Which guarantees do we have in the regard?
How can we make it clear to anybody using this specific interface that
"if you depend on this being stable, you should learn how to read and
you are to blame, not the MM people" ?
As explained in the kernel document [0]:
kfuncs provide a kernel <-> kernel API, and thus are not bound by any
of the strict stability restrictions associated with kernel <-> user
UAPIs. This means they can be thought of as similar to
EXPORT_SYMBOL_GPL, and can therefore be modified or removed by a
maintainer of the subsystem they’re defined in when it’s deemed
necessary.
[0] https://docs.kernel.org/bpf/kfuncs.html#bpf-kfunc-lifecycle-expectations
That said, users of BPF kfuncs should treat them as inherently
unstable and take responsibility for verifying their compatibility
when switching kernel versions. However, this does not imply that BPF
kfuncs can be modified arbitrarily.
For widely adopted kfuncs that deliver substantial value, changes
should be made cautiously—preferably through backward-compatible
extensions to ensure continued functionality across new kernel
versions.
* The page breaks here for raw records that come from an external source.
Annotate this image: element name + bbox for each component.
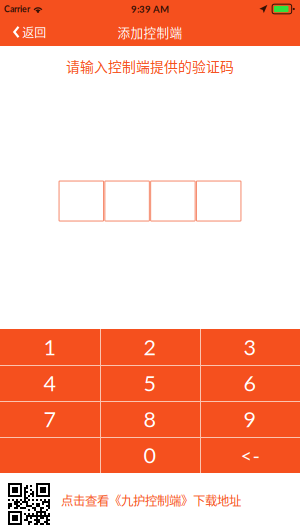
- button[interactable]: 3: [200, 329, 300, 365]
- staticText: 5: [144, 370, 156, 396]
- button[interactable]: 9: [200, 401, 300, 437]
- button[interactable]: <-: [200, 437, 300, 473]
- staticText: 添加控制端: [118, 23, 182, 41]
- button[interactable]: 点击查看《九护控制端》下载地址: [0, 483, 300, 525]
- button[interactable]: [0, 437, 100, 473]
- staticText: 0: [144, 442, 156, 468]
- staticText: 8: [144, 406, 156, 432]
- staticText: 返回: [22, 23, 46, 41]
- staticText: 6: [244, 370, 256, 396]
- button[interactable]: 5: [100, 365, 200, 401]
- staticText: 3: [244, 334, 256, 360]
- button[interactable]: 8: [100, 401, 200, 437]
- staticText: 9: [244, 406, 256, 432]
- button[interactable]: 4: [0, 365, 100, 401]
- staticText: 1: [44, 334, 56, 360]
- button[interactable]: 返回: [0, 18, 52, 46]
- button[interactable]: 7: [0, 401, 100, 437]
- staticText: 7: [44, 406, 56, 432]
- staticText: 请输入控制端提供的验证码: [66, 56, 234, 76]
- staticText: 2: [144, 334, 156, 360]
- button[interactable]: 2: [100, 329, 200, 365]
- staticText: 点击查看《九护控制端》下载地址: [61, 491, 241, 509]
- staticText: Carrier: [4, 4, 30, 14]
- button[interactable]: 1: [0, 329, 100, 365]
- button[interactable]: 6: [200, 365, 300, 401]
- button[interactable]: 0: [100, 437, 200, 473]
- staticText: <-: [240, 443, 260, 467]
- staticText: 4: [44, 370, 56, 396]
- staticText: 9:39 AM: [131, 3, 169, 15]
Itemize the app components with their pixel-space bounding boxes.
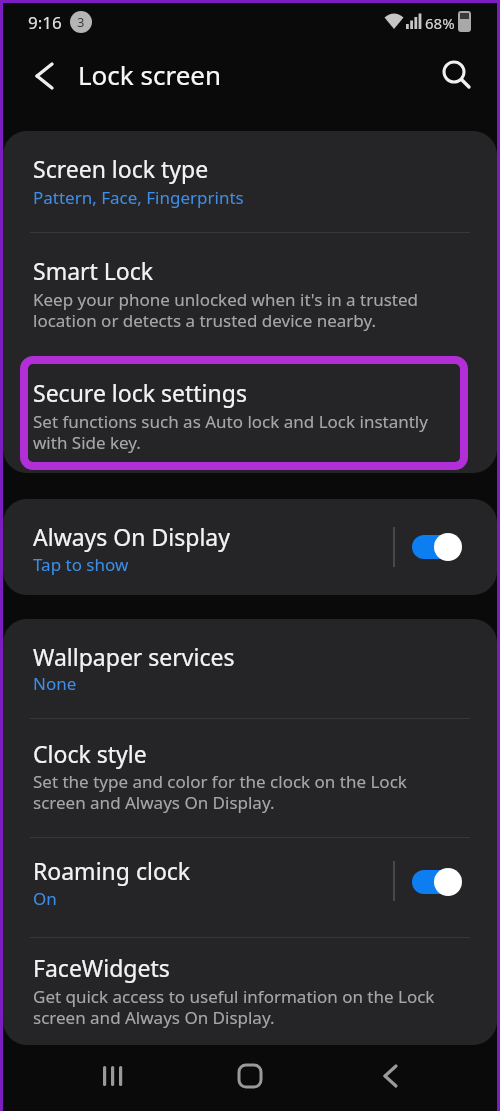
staticText: FaceWidgets xyxy=(33,952,170,983)
button[interactable] xyxy=(3,719,497,837)
button[interactable] xyxy=(225,1052,275,1100)
staticText: None xyxy=(33,672,77,695)
button[interactable] xyxy=(412,868,462,896)
staticText: 3 xyxy=(77,13,85,31)
button[interactable] xyxy=(432,50,480,98)
button[interactable] xyxy=(3,233,497,355)
button[interactable] xyxy=(365,1052,415,1100)
button[interactable] xyxy=(3,355,497,473)
staticText: 9:16 xyxy=(28,11,62,34)
staticText: Clock style xyxy=(33,738,147,769)
staticText: On xyxy=(33,887,57,910)
button[interactable] xyxy=(3,131,497,233)
button[interactable] xyxy=(3,619,497,718)
staticText: Get quick access to useful information o… xyxy=(33,985,435,1029)
button[interactable] xyxy=(88,1052,138,1100)
button[interactable] xyxy=(3,938,497,1045)
staticText: Set the type and color for the clock on … xyxy=(33,770,407,814)
staticText: Smart Lock xyxy=(33,255,154,286)
staticText: Roaming clock xyxy=(33,855,191,886)
staticText: Lock screen xyxy=(78,57,222,92)
staticText: Secure lock settings xyxy=(33,377,247,408)
button[interactable] xyxy=(412,533,462,561)
staticText: Keep your phone unlocked when it's in a … xyxy=(33,288,418,332)
staticText: 68% xyxy=(425,13,455,33)
staticText: Pattern, Face, Fingerprints xyxy=(33,186,244,209)
staticText: Wallpaper services xyxy=(33,641,235,672)
button[interactable] xyxy=(3,838,497,937)
staticText: Always On Display xyxy=(33,521,230,552)
button[interactable] xyxy=(16,52,64,100)
staticText: Set functions such as Auto lock and Lock… xyxy=(33,410,428,454)
staticText: Tap to show xyxy=(33,553,129,576)
staticText: Screen lock type xyxy=(33,153,209,184)
button[interactable] xyxy=(3,499,497,595)
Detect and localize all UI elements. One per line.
Removal should only be considered in exceptional cases, such
as:
- Severe, unfixable issues within the kernel
- Maintenance burdens that block new features or critical improvements.
And that is exactly what we are worried about.
You don't know beforehand whether something will be "widely adopted".
Even if there is the "A kfunc will never have any hard stability
guarantees." in there.
The concerning bit is:
"kfuncs that are widely used or have been in the kernel for a long time
will be more difficult to justify being changed or removed by a
maintainer. "
Just no. Not going to happen for the kfuncs we know upfront (like here)
will stand in our way in the future at some point and *will* be changed
one way or another.
So for these kfuncs I want a clear way of expressing "whatever the
kfuncs doc says, this here is completely unstable even if widely used"
--
Cheers,
David / dhildenb